Das Linzer KI-Startup NXAI hat sein neuestes Modell TiRex-2 veröffentlicht. Die Entwicklung des sogenannten „Time Series Foundation Models“ (Zeitreihen-Basismodell) stand unter der wissenschaftlichen Leitung von KI-Pionier Sepp Hochreiter, der Mitgründer ist und als Chief Scientist des Startups fungiert.

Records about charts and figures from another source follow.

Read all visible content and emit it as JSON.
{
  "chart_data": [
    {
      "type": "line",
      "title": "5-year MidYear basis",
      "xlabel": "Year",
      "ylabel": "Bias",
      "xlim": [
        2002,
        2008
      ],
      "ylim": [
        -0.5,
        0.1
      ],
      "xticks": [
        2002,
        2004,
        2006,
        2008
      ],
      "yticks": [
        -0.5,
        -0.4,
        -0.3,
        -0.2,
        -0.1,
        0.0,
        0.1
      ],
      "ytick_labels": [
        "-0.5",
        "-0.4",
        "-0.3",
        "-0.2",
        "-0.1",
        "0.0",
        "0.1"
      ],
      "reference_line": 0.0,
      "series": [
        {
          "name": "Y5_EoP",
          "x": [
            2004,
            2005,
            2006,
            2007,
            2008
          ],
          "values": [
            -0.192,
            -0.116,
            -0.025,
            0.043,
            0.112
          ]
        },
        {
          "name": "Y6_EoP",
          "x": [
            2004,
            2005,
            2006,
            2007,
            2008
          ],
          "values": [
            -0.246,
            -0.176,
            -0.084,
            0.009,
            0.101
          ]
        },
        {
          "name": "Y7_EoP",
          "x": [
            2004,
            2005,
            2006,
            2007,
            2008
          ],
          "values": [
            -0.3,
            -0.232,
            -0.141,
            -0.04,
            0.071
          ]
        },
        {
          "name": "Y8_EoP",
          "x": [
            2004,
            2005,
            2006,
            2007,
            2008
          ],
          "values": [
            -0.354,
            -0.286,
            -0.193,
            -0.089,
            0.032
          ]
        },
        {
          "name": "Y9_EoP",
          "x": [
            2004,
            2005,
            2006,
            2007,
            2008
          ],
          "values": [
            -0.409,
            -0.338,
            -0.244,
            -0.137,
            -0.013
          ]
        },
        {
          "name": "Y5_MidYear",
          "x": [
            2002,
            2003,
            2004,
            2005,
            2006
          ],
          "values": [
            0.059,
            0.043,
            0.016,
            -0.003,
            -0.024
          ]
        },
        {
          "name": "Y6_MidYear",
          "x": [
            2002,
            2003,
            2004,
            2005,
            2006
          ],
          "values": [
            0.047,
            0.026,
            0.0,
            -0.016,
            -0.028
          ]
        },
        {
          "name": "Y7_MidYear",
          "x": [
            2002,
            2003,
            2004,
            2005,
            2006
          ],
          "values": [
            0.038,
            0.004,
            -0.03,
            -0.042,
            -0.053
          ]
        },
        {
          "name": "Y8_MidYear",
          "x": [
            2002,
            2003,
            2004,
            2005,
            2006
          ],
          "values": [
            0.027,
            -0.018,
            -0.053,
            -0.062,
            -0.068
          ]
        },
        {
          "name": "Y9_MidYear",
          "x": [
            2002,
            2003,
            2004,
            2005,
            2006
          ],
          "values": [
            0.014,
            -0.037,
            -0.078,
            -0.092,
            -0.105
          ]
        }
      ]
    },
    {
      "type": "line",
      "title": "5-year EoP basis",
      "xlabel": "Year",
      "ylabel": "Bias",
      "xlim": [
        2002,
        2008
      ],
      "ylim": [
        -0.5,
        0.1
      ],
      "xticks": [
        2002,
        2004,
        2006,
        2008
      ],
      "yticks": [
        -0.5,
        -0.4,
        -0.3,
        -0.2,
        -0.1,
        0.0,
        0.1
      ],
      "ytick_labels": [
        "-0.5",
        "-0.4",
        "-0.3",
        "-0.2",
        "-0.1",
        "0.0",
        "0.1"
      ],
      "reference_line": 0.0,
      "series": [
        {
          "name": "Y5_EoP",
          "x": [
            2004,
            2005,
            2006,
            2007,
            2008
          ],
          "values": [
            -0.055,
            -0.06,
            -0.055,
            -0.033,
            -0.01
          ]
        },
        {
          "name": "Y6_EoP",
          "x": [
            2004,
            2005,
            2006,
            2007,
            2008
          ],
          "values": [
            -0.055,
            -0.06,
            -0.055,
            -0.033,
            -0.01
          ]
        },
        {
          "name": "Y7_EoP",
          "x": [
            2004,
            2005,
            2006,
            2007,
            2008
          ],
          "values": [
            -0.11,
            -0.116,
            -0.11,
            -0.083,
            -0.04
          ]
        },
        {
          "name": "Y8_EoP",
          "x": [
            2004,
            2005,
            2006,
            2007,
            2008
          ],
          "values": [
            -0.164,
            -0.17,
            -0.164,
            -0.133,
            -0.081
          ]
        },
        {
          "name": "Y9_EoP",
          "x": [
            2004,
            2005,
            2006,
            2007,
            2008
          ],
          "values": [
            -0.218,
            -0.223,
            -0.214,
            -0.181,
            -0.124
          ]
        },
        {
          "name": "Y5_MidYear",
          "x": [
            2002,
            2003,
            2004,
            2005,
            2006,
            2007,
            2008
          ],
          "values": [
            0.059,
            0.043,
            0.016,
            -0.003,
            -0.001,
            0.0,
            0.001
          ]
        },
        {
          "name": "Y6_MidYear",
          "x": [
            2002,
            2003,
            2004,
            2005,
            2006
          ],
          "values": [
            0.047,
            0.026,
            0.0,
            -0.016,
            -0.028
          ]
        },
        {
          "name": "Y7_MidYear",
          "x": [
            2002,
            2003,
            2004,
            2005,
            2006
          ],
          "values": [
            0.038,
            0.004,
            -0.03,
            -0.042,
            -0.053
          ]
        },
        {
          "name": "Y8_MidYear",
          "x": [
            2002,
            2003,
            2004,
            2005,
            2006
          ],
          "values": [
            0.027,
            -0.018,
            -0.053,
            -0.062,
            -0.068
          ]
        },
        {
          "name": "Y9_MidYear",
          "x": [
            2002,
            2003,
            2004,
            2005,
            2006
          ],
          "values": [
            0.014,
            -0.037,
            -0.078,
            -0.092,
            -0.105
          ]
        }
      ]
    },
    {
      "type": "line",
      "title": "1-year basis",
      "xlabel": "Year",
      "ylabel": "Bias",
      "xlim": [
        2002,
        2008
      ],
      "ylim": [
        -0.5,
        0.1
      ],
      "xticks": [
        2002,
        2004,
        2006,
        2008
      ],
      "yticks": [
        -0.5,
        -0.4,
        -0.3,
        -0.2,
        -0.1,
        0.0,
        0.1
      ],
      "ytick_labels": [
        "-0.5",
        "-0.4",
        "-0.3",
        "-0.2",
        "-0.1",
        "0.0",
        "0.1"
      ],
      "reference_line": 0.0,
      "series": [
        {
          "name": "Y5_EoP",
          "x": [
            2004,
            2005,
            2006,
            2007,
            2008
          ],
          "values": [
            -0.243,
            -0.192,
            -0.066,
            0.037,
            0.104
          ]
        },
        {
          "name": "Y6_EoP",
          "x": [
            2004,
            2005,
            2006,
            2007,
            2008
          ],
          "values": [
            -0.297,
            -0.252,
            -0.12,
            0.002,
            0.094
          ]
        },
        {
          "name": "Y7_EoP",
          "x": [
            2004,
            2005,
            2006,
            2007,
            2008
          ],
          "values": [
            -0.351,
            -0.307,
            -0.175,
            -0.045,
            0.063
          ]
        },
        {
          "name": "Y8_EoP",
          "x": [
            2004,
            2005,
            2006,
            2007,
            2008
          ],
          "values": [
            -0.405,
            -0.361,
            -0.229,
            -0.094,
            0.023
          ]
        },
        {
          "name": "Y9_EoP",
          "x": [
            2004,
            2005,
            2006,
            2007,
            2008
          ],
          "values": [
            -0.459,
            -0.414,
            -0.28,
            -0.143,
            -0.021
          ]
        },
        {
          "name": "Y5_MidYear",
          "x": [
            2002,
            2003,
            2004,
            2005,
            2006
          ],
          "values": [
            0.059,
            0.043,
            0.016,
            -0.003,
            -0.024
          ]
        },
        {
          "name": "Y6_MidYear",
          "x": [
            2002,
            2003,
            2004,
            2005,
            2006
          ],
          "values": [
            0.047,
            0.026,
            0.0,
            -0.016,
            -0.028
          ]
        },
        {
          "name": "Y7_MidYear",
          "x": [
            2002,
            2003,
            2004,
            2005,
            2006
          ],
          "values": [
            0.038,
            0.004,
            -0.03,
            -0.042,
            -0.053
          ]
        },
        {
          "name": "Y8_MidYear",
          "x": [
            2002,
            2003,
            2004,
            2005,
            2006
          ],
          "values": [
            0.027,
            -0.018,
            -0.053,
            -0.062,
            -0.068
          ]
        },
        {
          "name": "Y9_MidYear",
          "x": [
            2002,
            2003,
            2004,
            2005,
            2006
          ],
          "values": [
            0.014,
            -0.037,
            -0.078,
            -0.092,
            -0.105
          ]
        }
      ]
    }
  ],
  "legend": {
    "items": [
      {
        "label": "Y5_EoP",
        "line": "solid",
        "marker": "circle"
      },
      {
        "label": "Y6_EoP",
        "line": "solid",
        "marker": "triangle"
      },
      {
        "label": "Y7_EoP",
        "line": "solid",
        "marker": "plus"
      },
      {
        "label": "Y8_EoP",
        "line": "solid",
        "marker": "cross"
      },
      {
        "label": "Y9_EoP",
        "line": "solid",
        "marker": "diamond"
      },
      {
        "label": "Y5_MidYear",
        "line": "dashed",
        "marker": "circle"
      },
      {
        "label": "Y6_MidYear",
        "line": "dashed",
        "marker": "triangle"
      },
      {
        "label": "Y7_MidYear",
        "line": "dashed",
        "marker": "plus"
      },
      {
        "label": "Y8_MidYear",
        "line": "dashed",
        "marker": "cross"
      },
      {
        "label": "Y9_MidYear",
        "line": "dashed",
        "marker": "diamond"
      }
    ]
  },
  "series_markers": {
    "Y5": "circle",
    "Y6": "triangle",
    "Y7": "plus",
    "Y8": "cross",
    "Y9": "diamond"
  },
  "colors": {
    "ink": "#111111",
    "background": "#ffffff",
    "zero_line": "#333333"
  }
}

Das Modell wurde auch als Open-Source-Software frei zugänglich gemacht. Es ist darauf spezialisiert, historische Datenreihen aus der Industrie zu analysieren, um zukünftige Entwicklungen vorherzusagen. In der Presseaussendung zum Release zeigt sich das Startup selbstbewusst: „Europa kann doch SOTA-Modelle“ (Anm. State of the Art). Laut Hochreiter teilt sich das neue Modell in den offiziellen Bestenlisten „die Spitzenplätze mit AWS“.

Mehrere Signale gleichzeitig im Blick

Die wesentliche technische Neuerung des Modells liegt in der Verarbeitung multivariater Zeitreihen. Während herkömmliche Vorhersagesysteme oft nur eine einzelne Datenreihe anhand ihrer eigenen Vergangenheit analysieren, bezieht TiRex-2 zusätzliche Einflussfaktoren – in der Fachsprache Kovariaten genannt – mit ein. Für Industrieunternehmen soll das zum entscheidenden Vorteil werden, da Maschinen und Prozesse selten nur ein isoliertes Signal erzeugen. In der Praxis bedeutet dies: Will ein Logistik- oder Energiebetrieb den künftigen Verbrauch prognostizieren, kann das Modell neben den historischen Verbrauchsdaten auch begleitende Faktoren wie das Wetter, Kalenderdaten oder Produktionspläne auswerten. Das macht die Vorhersagen präziser und aussagekräftiger.

xLSTM soll Effizienz-Boost bringen

Im Gegensatz zu bekannten KI-Systemen wie ChatGPT, die auf der speicherintensiven Transformer-Architektur basieren, nutzt TiRex-2 das von Hochreiter mitentwickelte xLSTM-Verfahren. Das soll ein zentrales Problem industrieller Live-Anwendungen lösen: Bei kontinuierlich einlaufenden Datenströmen (Streaming) explodiere bei herkömmlichen Systemen nämlich der Rechen- und Speicheraufwand, argumentiert man beim Startup. TiRex-2 hingegen verarbeitet Daten sequenziell und aktualisiert fortlaufend einen internen Zustand. Dadurch würden der Speicherbedarf und die Rechenkosten auch bei unbegrenzten Datenströmen konstant niedrig bleiben. Lukas Fischer, Head of Applied Research bei NXAI, erklärt dazu: „Mit TiRex-2 können wir kontinuierliche Datenströme in Echtzeit analysieren, ohne Einbußen bei der Modellperformance.“ Dies prädestiniert das Modell für den direkten Einsatz an Maschinen vor Ort (Edge-Anwendungen).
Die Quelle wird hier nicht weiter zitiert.